This Easter Weekend brings us chocolate binges and religious flagellation - but it also brings us the second ABSOLUT Style at Set, a weekend of fashion, fun, frolics and most importantly (for me anyway), FILM!
As a precursor to the stalls, workshops and talks, Friday is all about the fashion films. If you're in the area on Good Friday, I highly recommend you pop in and engage the stylish part of your brain. Plus, the pubs will be all be closed on Good Friday. And it's free. Now you have no excuse. Did I mention that it was free?
Mercifully, there's no Devil Wears Prada or Sex and the City in the line-up. Instead, the one film and three documentaries shown seem to follow a fairly loose theme: that of the thoughts and processes behind the finished products of fashion fantasy: magazines, photography, designer clothing and subculture. Altogether, it's a carefully chosen edit with something for everyone. Here's the running order.
4PM: Funny Face
It wouldn't be a fashion film fest without a bit of Audrey, and this is the perfect Hepburn movie to kick it off. Hepburn films are always stylish, but this has the added advantage of being set in the fashion industry, albeit one that involves a lot more singing and dancing when discussing spring trends than usual. It's an unconvincing love match between Hepburn and the by-then very creaky Fred Astaire (he also starred in the original musical version... in 1927) but that doesn't really matter when it's set in New York and Paris, has an amazing opening sequence with photos by Richard Avedon and the combined costuming efforts of Edith Head and Hubert de Givenchy.

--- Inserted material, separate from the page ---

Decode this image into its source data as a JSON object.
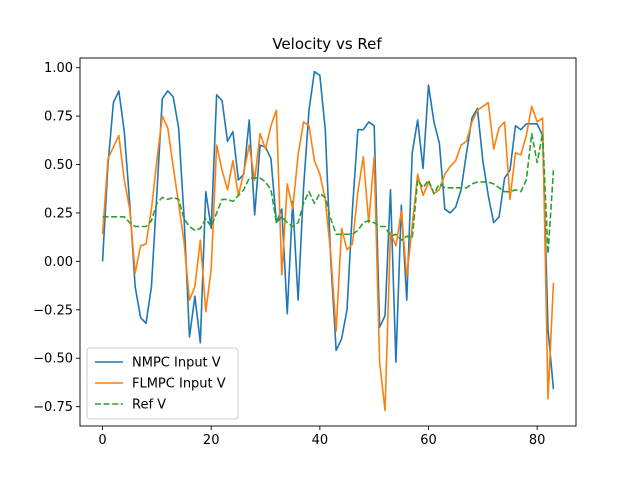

6pm: Annie Liebovitz: Life Through a Lens
If you don't know much about Annie Liebovitz, then this is a good place to start. This documentary was filmed by Liebovitz' younger sister, so there won't be any unpleasant revalations or smudges on her character or breaking down in floods of cathartic tears. This isn't about personality, it's about photography - so if you're a fan of Liebovitz' notoriously meticulous work and want to know more, or just want some inspiration of your own, watch this.
7.30 PM: Marc Jacobs and Louis Vuitton
This is the one film in the schedule that I don't know much about, so I'm afraid I'm going to have to give you a blurb instead. This documentary follows Marc Jacobs as he finishes a RTW collection for Louis Vuitton. In it, we see the mundanities of his everyday life, which contrast with the creative highs. There's also a wee bit of conflict - where does the line between creativity and being beholden to the chairman of the board lie?
9PM: Paris is Burning
Seminal drag documentary, Paris is Burning, was filmed in the recesses of Harlem dance halls before the area was gentrified. This isn't so much a fashion film as it is an ode to the transformative power of clothing (along with make up, some slick dance moves and the right 'tude). Equal parts funny, sad and fascinating, this is the one to watch.